Toutefois, les Etats-Unis sont loin d'être parfaits, et beaucoup de ce qui se passe dans leur cuisine politique doit être rectifié. Il en est de même pour l'Europe de l'Ouest en général et pour la France en particulier. Le citoyen Arabe qui admire certaines des positions Française n'est pas conscient que les motifs derrière ces positions n'ont rien à voir avec la justice et l'intégrité, ou avec la rage vertueuse pour les droits Arabes. Tout en écrivant, j'ai devant moi plusieurs comptes rendus concernant les affaires commerciales extensives que les Français et les Allemands avaient avec l'Irak de Saddam Hussein, ainsi que des rapports sur les revendications de la France d'une part du butin de la guerre de l'Irak sous forme de contrats de reconstruction, tous refusés par les Américains. La mentalité Arabe, qui reste isolée du siècle et qui est le produit d'une culture de poésie grandiloquente invoquant des gloires imaginaires, est incapable d'assimiler la réalité d'une manière sobre, réfléchie et dépourvue d'émotions.
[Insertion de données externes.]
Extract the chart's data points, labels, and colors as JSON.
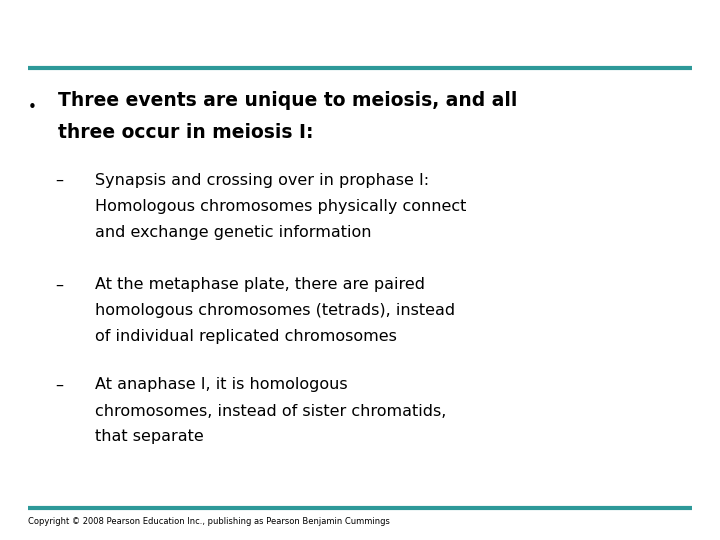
{
  "background_color": "#ffffff",
  "top_line_color": "#2e9999",
  "bottom_line_color": "#2e9999",
  "title_text_line1": "Three events are unique to meiosis, and all",
  "title_text_line2": "three occur in meiosis I:",
  "title_fontsize": 13.5,
  "sub_fontsize": 11.5,
  "copyright_text": "Copyright © 2008 Pearson Education Inc., publishing as Pearson Benjamin Cummings",
  "copyright_fontsize": 6.0,
  "sub_items": [
    {
      "lines": [
        "Synapsis and crossing over in prophase I:",
        "Homologous chromosomes physically connect",
        "and exchange genetic information"
      ]
    },
    {
      "lines": [
        "At the metaphase plate, there are paired",
        "homologous chromosomes (tetrads), instead",
        "of individual replicated chromosomes"
      ]
    },
    {
      "lines": [
        "At anaphase I, it is homologous",
        "chromosomes, instead of sister chromatids,",
        "that separate"
      ]
    }
  ]
}
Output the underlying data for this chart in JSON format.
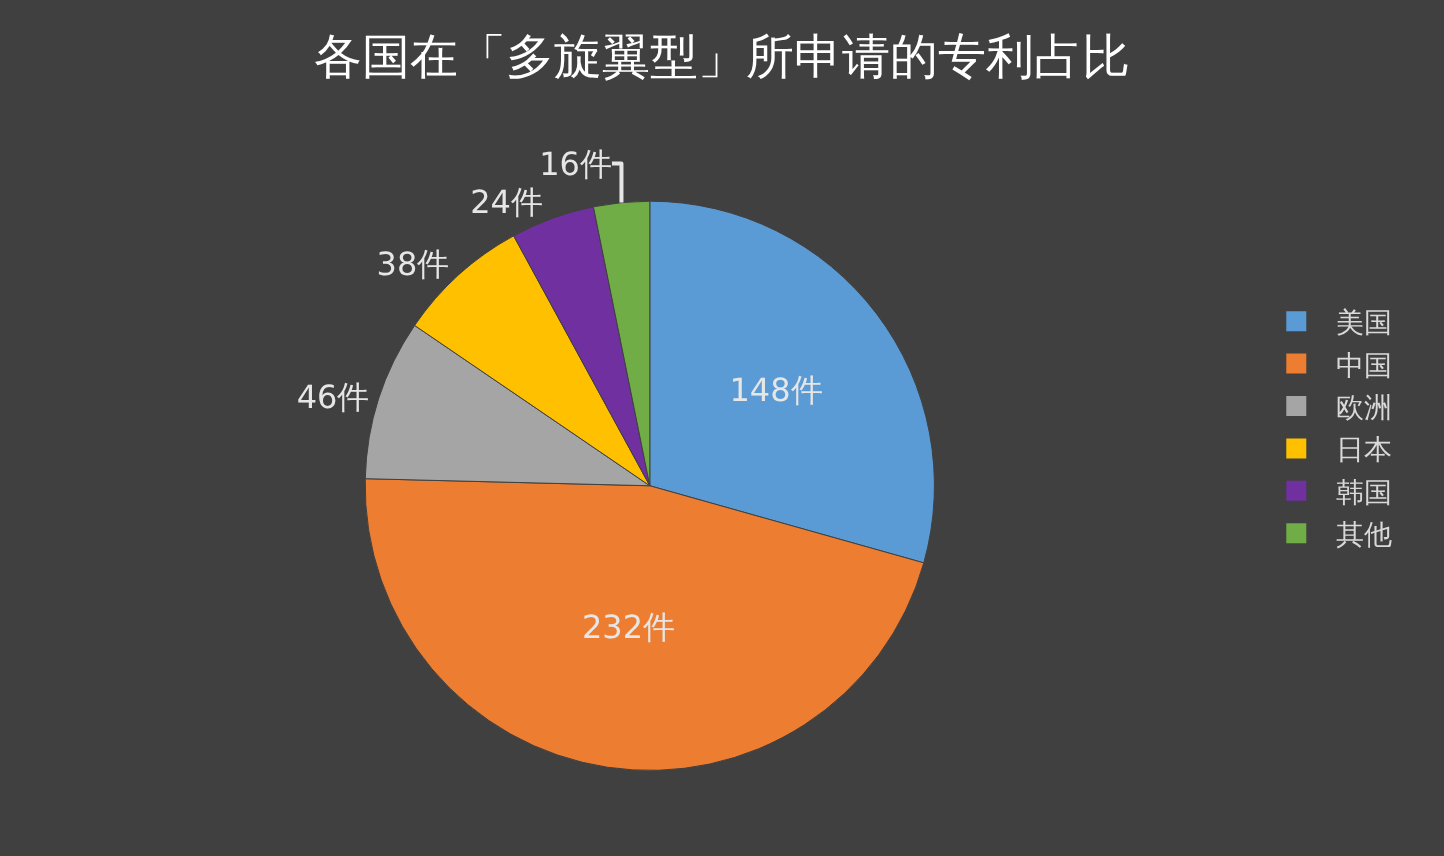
{
  "chart_data": {
    "type": "pie",
    "title": "各国在「多旋翼型」所申请的专利占比",
    "categories": [
      "美国",
      "中国",
      "欧洲",
      "日本",
      "韩国",
      "其他"
    ],
    "values": [
      148,
      232,
      46,
      38,
      24,
      16
    ],
    "colors": [
      "#5b9bd5",
      "#ed7d31",
      "#a5a5a5",
      "#ffc000",
      "#7030a0",
      "#70ad47"
    ],
    "value_labels": [
      "148件",
      "232件",
      "46件",
      "38件",
      "24件",
      "16件"
    ],
    "legend": "right"
  }
}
Les millions d'Arabes se lamentant du fait que le monde est actuellement gouverné par une unique superpuissance, et se désole de la fin de l'autre superpuissance - l'Union Soviétique - oublient commodément que les deux premières nations à avoir reconnu Israël furent les Etats-Unis et l'Union Soviétique. Ils oublient aussi que c'est lorsque le lien Soviet Arabe était à son plus fort qu'ils subirent la pire défaite de leur histoire, et qu'ils payent encore le prix de ce qui les accabla le 5 Juin 1967.

 

Il est clair d'une lecture objective de l'histoire que la prééminence dont l'Empire Romain jouit dans le passé lointain, dont l'Empire Britannique jouit dans un passé plus récent et dont les Etats-Unis jouissent aujourd'hui n'eut pas lieu grâce à des idées et des théories, mais comme un résultat impérieux de l'histoire, de la géographie et de l'économie. Il est donc inutile de protester contre la suprématie Américaine dans le monde d'aujourd'hui, comme il l'était de protester contre celle de Rome dans le monde ancien. Protester contre l'inévitable est auto indulgent et naïf ; une erreur commise par la majorité écrasante de l'intelligentsia Arabe.

 

Ce dont la mentalité Arabe a besoin à ce stade est une direction qui puisse la concilier avec le passé (qui ne fut jamais aussi glorieux que les contes tissés par une imagination hyperactive ne nous le feraient croire), et le présent qui n'est pas pire que ce qu'il était auparavant lorsque d'autres grandes puissances prévalaient. Ce dont elle a besoin, en somme, c'est une direction qui l'induise à jeter les yeux sur une cible plus réaliste.

 

En se demandant comment ils peuvent changer la réalité pour convenir à leurs aspirations, les Arabes se cognent la tête contre un mur de pierre. Ce qu'ils devraient se demander à la place, c'est comment se trouver un rôle dans le contexte de cette réalité. Car, comme on ne peut espérer changer le fait que le soleil se lève à l'est et jamais à l'ouest, on ne peut pas non plus changer la réalité du monde comme il est vraiment.